Publication Type:Journal Article
Source:Phytopathology, Volume 109, Issue 5, p.760 - 769 (2019)
Invasive forest pathogens can harm cultural, economic, and ecological resources. Here, we demonstrate the potential of endemic tree pathogen resistance in forest disease management using Phytophthora ramorum, cause of sudden oak death, in the context of management of tanoak (Notholithocarpus densiflorus), an ecologically unique and highly valued tree within Native American communities of northern California and southern Oregon in the United States. We surveyed resistance to P. ramorum on the Hoopa Valley Indian Reservation and Yurok Indian Reservation in a set of study sites with variable management intensities.
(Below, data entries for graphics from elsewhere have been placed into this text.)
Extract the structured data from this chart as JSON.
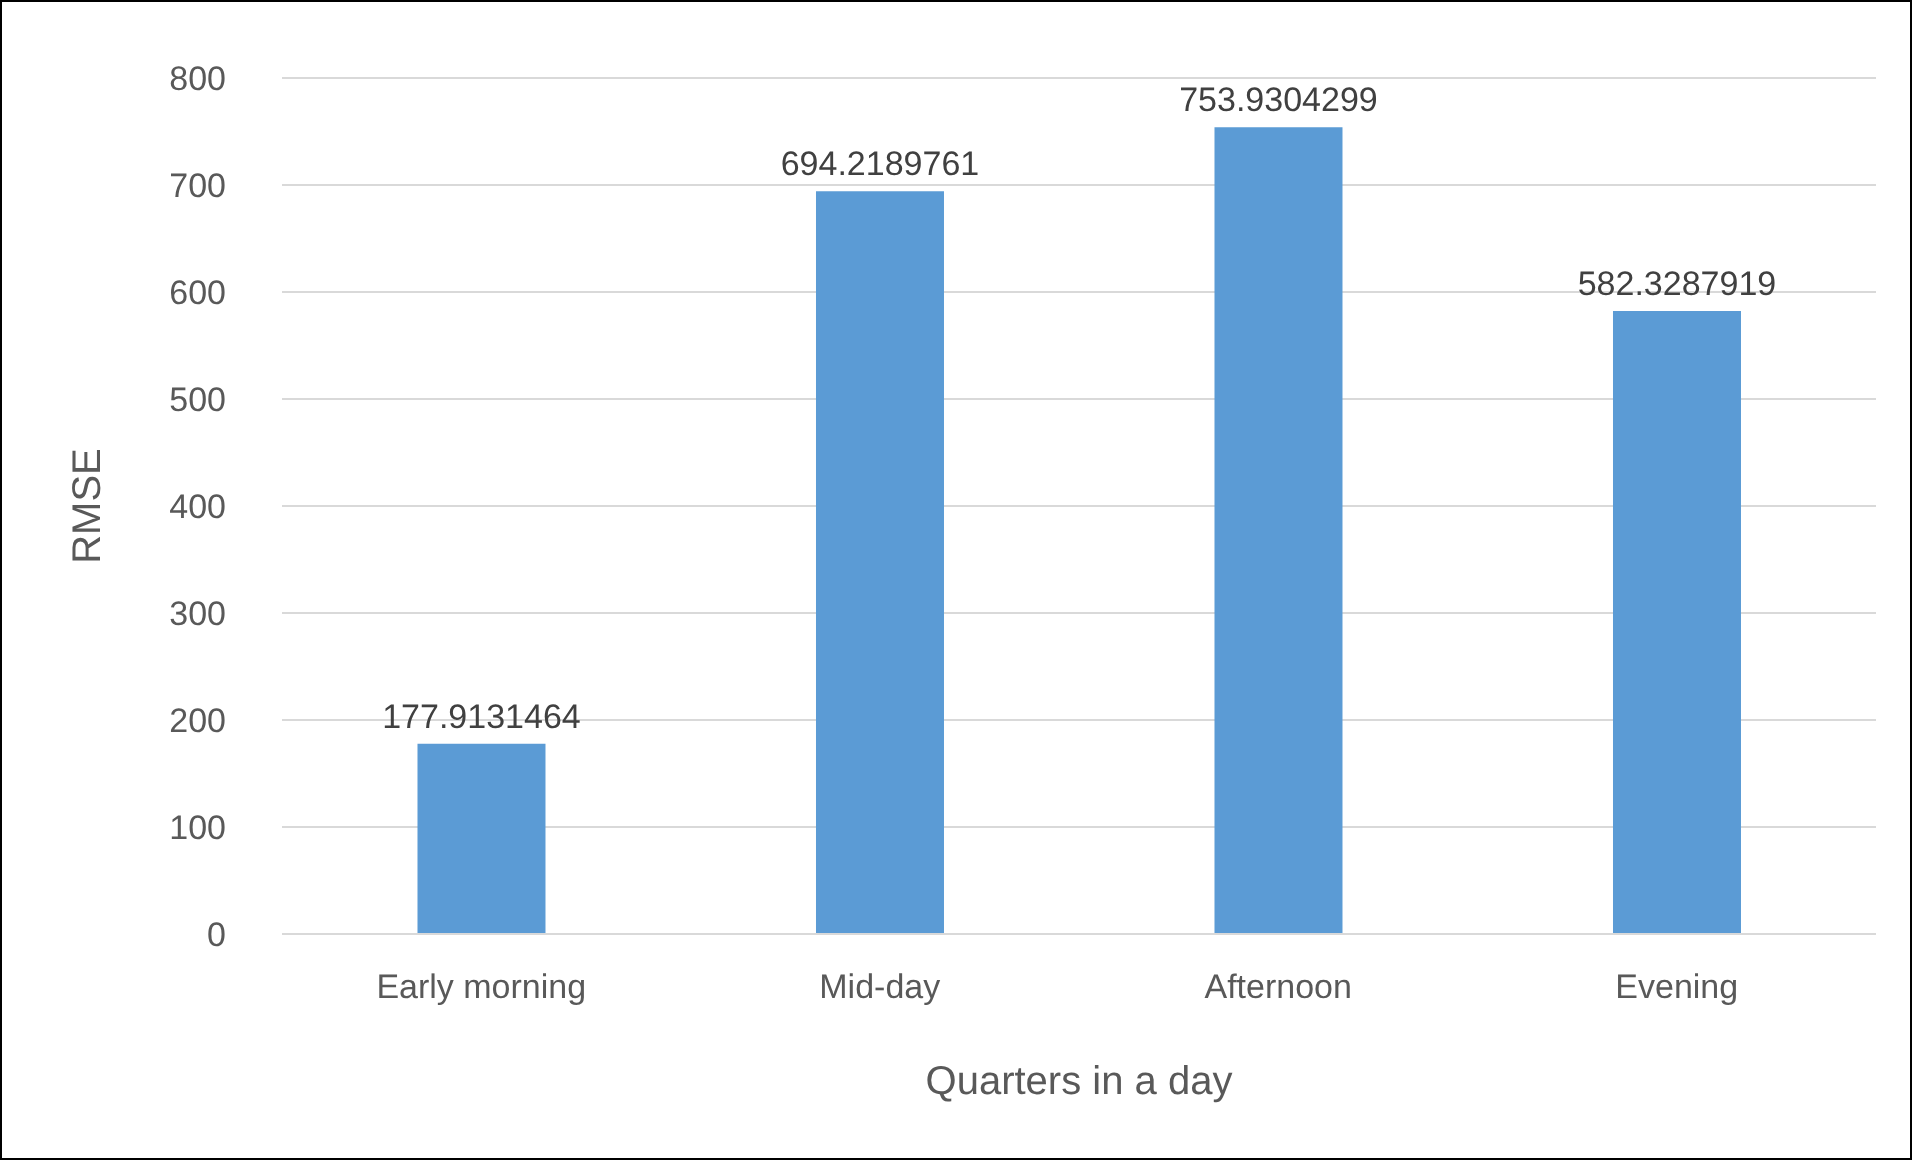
{
  "chart_data": {
    "type": "bar",
    "xlabel": "Quarters in a day",
    "ylabel": "RMSE",
    "categories": [
      "Early morning",
      "Mid-day",
      "Afternoon",
      "Evening"
    ],
    "values": [
      177.9131464,
      694.2189761,
      753.9304299,
      582.3287919
    ],
    "color": "#5b9bd5",
    "ylim": [
      0,
      800
    ],
    "yticks": [
      0,
      100,
      200,
      300,
      400,
      500,
      600,
      700,
      800
    ],
    "grid": "y",
    "data_labels": true
  }
}
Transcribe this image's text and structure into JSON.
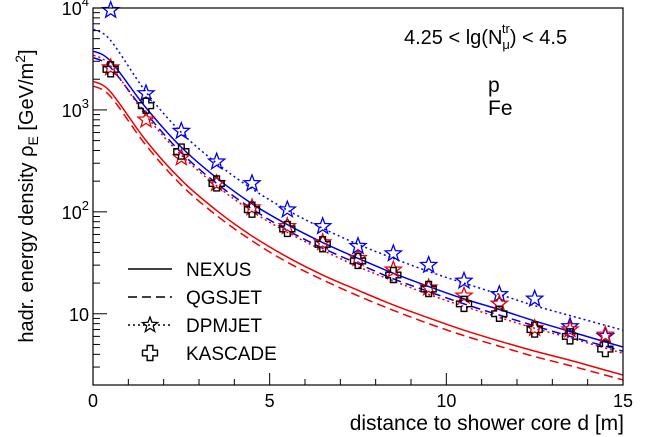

Variation in resistance was found at all sites with similar mean and variation across stands, and resistance tended to have a random spatial distribution within stands but was not associated with previous stand management (thinning or prescribed fire) or structural characteristics such as tree density, basal area, or pairwise relatedness among study trees. These results did not suggest host, genetic, management, or environment interactions that could be easily leveraged into treatments to increase the prevalence of resistant trees. We applied epidemiological models to assess the potential application of endemic resistance in this system and to examine our assumption that in planta differences in lesion size—our measure of resistance—reflect linkages between mortality and transmission (resistance) versus reduced mortality with no change in transmission (tolerance). This assumption strongly influenced infection dynamics but changes in host populations—our conservation focus—was dependent on community-level variation in transmission. For P. ramorum, slowing mortality rates (whether by resistance or tolerance) conserves host resources when a second source of inoculum is present; these results are likely generalizable to pathogens with a broader host range. However, when the focal host is the sole source of inoculum, increasing tolerant individuals led to the greatest stand-level pathogen accumulation in our model. When seeking to use variation in mortality rates to affect conservation strategies, it is important to understand how these traits are linked with transmission because tolerance will be more useful for management in mixed-host stands that are already invaded, compared with single-host stands with low or no pathogen presence, where resistance will have the greatest conservation benefits.